In this study, we characterized the frequency of Treg cells in the peripheral blood of 159 children. To the best of our knowledge, this is the largest number of allergic asthmatic children analyzed using multi-parameter flow cytometry for Treg cell frequency determination. Our findings demonstrated a statistically significant association between increased frequency of Treg cells and intermittent or chronic ICS use. This association was independent of asthma disease severity, allergic sensitization, gender, BMI, or other atopic disease status. These findings indicate that ICS use is associated with an elevation in Treg cell frequency and that intermittent ICS use is sufficient for this systemic change to occur. This increase in Treg cell frequency observed with ICS use represents 1% of the total CD4+ cells and approximately 17% of the Treg cells. Moreover, these data suggest that inhaled corticosteroids may work by shifting the balance of adaptive immune responses toward Treg cell predominance. Lastly, our findings suggest that ICS treatment is an important covariate to consider in studies of Treg cells in asthma.
In this study, CD4 + CD25 + CD127lo/- T cells were used to define Treg cells. Recent work from our group utilizing multi-parameter flow cytometry alongside the demethylation status of a region of the Foxp3 promoter (Treg specific demethylated region,TSDR) found the strongest positive relationship using CD4 + CD25 + CD127lo/- T cells as the Treg cell defining phenotype when compared to CD4 + CD25 + CD127lo/-Foxp3+ T cells. This finding suggests Foxp3 protein levels may not be constantly detectable using flow cytometry in bona fide Treg cells. Thus, multi-parameter flow cytometry using CD25 and CD127 to define Treg cells is reliable for quantification of CD4+ T cells expressing high levels of Foxp3 protein and demethylation at TSDR.
The impact of corticosteroids on Treg cells in asthma has not been extensively studied. It has been reported that corticosteroid exposure leads to increased Foxp3 mRNA expression in peripheral blood CD4+ T cells from adult asthmatics treated with oral and inhaled corticosteroids. Smyth et al. demonstrated an increased frequency of CD4 + Foxp3+ T cells in the bronchial alveolar lavage fluid (BALF) in adult patients with moderate-to-severe asthma compared to mild asthmatics and healthy controls, but did not account for medication use or atopic status of the patients. In our study, all of the moderate-to-severe asthmatics were on ICS, and a subset of the study subjects (16%) had one or more bursts of oral corticosteroids (OCS) during the study period. In contrast to ICS, the use of OCS was not significantly associated with increased Treg cell numbers (p = 0.80, data not shown). Our findings in peripheral blood suggest that the increased frequency of BALF Treg cells in the study by Smyth et al. might also be secondary to ICS use. Hartl et al. studied a small number of children with symptomatic asthma (n = 18) demonstrating diminished BALF Treg cell, defined as CD4 + CD25hi, frequency with normalization after initiation of ICS use compared to control groups. Yuksek et al. noted an increase in peripheral blood Treg cells, defined as CD4 + CD25hiFoxp3+, in a small number of asthmatic children (n = 16) after initiation of inhaled corticosteroids. In general, our data are in agreement with the observation that ICS use increases Treg cell frequency, and indicate that there are similar changes in the blood and airway. Our data further clarifies the relationship of ICS and Treg cells using a more rigorous definition of Treg cells with multi-parameter flow cytometry, an increased sample size, and presents a more thorough characterization of other atopic characteristics (allergic sensitization, asthma severity, atopic status).

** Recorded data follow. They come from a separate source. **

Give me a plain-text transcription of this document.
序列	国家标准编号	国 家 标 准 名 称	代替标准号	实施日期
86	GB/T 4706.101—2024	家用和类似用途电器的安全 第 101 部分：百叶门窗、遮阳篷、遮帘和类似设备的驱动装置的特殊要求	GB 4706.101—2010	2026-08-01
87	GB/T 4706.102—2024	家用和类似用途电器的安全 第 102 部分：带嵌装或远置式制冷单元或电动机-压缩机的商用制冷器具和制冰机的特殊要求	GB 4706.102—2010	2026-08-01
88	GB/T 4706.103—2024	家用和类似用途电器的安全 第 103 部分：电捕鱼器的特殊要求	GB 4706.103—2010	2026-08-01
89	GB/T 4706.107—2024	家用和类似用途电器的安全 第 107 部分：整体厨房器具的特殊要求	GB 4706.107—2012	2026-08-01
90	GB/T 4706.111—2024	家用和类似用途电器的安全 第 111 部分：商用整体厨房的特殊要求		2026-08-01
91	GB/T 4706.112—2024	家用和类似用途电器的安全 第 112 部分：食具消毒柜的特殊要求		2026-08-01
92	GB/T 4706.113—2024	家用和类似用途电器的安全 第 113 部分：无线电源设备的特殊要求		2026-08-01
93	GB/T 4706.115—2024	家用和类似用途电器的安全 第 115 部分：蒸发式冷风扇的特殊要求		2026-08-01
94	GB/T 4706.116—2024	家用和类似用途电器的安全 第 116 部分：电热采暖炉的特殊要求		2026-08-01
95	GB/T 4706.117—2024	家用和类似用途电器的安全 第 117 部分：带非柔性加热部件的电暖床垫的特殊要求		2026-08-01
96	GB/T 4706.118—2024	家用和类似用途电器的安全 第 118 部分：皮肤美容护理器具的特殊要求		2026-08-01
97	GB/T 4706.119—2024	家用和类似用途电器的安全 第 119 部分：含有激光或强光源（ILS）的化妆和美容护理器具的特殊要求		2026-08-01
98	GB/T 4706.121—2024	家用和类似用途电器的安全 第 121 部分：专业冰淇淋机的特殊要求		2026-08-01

Several mechanisms could contribute to a positive association between ICS use and increased Treg cells. For example, corticosteroids enhance Foxp3 transcription[37, 39]. Alternatively, ICS could alter homing characteristics of Treg cells, or represent a compensatory response to dampen ongoing lung inflammation. Similarly, the positive association between serum IgE and Treg cell frequency could represent a compensatory response to allergic inflammation. Additional studies are warranted to investigate longitudinal changes in Treg cells before and after ICS use. These lines of investigation would help support a mechanism of action for ICS and may serve as a prognostic indicator of response to therapy.
Recently, several studies have implicated Treg cell dysfunction in allergic asthmatics[4, 19]. Further analysis of Treg cells in our cohort, including quantifying the percentage of Foxp3+ T cells within the defined Treg cell population and MFI of Foxp3, did not reveal any significant differences with these indirect measurements of Treg cell function. This remained consistent when subjects were segregated by asthma, disease severity, or ICS use (data not shown). Studies further phenotyping the Treg cell compartment and analyzing functional characteristics are ongoing in our laboratory.